Business advocates and business owners say the new tax is a bad advertisement for Maine because it gives the state the second-highest top tax rate in the country at 10.15 percent. They argue that it will make it difficult for businesses to recruit high-level workers, and will lead to a number of high earners and retirees leaving Maine.
Gary Serino is one of them. Serino is chief financial officer and vice-president of Maine Course Hospitality Group of Freeport, which owns or manages 18 hotels in Maine and other states.
» RELATED: The pros and cons of Question 2
Serino told NEWS CENTER that he was already considering retiring to Florida eventually, but has now decided to move there this year and “tele-commute" for his job at MCHG. He said the new tax would cost him a “significant” amount of money if he were to remain a Maine resident. He predicts other in the states will make the same decision he’s made.
“People will be leaving the state as a result of paying this additional fee,” he said.
Supporters of the new law see it very differently. John Kosinski of Stand UP For Students, the group that led the successful referendum campaign, said the issues raised now by opponents were all heard during last fall’s campaign.
"And that’s what’s really discouraging about this process is that the voters spoke loud and clear at the polling place on Election Day and passed Question 2," said Kosinski, who said lawmakers trying to change or eliminate the new law were ignoring "the will of the people."

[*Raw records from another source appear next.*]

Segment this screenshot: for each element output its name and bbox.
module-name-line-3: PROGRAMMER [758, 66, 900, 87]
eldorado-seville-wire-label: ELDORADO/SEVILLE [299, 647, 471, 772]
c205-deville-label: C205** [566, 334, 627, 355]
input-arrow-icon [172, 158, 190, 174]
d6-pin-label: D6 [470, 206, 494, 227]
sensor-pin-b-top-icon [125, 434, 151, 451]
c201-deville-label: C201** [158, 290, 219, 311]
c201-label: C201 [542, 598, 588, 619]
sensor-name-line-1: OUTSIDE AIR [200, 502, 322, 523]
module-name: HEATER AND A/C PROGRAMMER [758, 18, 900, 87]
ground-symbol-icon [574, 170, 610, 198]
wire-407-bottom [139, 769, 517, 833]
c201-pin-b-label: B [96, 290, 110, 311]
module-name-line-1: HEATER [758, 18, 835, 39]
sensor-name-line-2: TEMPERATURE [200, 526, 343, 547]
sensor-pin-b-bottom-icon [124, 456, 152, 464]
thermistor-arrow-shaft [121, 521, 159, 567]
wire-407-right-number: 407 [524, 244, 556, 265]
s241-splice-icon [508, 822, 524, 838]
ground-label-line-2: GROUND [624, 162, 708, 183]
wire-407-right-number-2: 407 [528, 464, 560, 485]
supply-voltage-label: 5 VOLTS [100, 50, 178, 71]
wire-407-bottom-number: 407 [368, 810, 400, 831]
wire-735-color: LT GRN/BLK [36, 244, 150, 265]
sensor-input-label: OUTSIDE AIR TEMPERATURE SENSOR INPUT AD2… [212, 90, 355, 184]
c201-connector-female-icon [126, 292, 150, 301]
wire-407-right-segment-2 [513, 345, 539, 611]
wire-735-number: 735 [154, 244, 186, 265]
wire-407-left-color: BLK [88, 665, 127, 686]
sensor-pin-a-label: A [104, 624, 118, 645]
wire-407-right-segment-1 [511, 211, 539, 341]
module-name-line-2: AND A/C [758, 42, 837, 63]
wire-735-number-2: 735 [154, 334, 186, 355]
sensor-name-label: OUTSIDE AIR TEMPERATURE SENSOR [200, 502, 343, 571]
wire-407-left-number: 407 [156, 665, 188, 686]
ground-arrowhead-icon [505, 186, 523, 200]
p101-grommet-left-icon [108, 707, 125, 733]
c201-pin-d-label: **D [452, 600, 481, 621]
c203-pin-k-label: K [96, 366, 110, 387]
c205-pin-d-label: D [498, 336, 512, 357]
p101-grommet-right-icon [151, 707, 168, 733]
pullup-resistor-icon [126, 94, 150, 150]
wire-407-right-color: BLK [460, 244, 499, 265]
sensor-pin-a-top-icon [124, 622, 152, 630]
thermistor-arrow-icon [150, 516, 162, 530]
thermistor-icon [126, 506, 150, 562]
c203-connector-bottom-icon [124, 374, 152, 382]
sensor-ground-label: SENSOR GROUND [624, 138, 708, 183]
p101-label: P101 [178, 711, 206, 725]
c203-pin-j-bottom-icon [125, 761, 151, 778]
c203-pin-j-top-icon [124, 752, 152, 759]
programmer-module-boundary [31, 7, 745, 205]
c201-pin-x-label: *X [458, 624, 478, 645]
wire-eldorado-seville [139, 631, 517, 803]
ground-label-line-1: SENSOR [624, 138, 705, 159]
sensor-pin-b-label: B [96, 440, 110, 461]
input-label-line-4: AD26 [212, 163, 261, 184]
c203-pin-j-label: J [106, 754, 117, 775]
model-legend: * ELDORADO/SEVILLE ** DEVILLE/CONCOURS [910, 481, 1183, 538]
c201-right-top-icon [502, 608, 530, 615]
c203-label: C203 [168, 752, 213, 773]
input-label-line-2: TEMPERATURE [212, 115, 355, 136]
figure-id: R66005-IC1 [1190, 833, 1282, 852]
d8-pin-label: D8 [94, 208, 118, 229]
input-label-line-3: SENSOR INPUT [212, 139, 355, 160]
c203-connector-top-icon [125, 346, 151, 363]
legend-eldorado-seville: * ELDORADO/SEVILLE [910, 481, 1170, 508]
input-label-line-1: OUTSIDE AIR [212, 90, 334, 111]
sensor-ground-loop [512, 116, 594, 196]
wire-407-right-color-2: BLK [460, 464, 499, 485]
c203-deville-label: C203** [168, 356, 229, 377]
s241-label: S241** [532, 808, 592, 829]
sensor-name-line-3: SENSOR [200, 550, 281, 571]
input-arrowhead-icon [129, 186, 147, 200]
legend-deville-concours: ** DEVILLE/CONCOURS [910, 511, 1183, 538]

There are five bills being proposed. Some would simply repeal the law, while another would require the vote to be done over again, and yet another would raise the income threshold for the higher rate to take effect.
Business groups said they were supporting a bill by Senate committee chair Dana Dow, which would eliminate the 3 percent tax and increase funding for education using other taxes, including the new marijuana tax.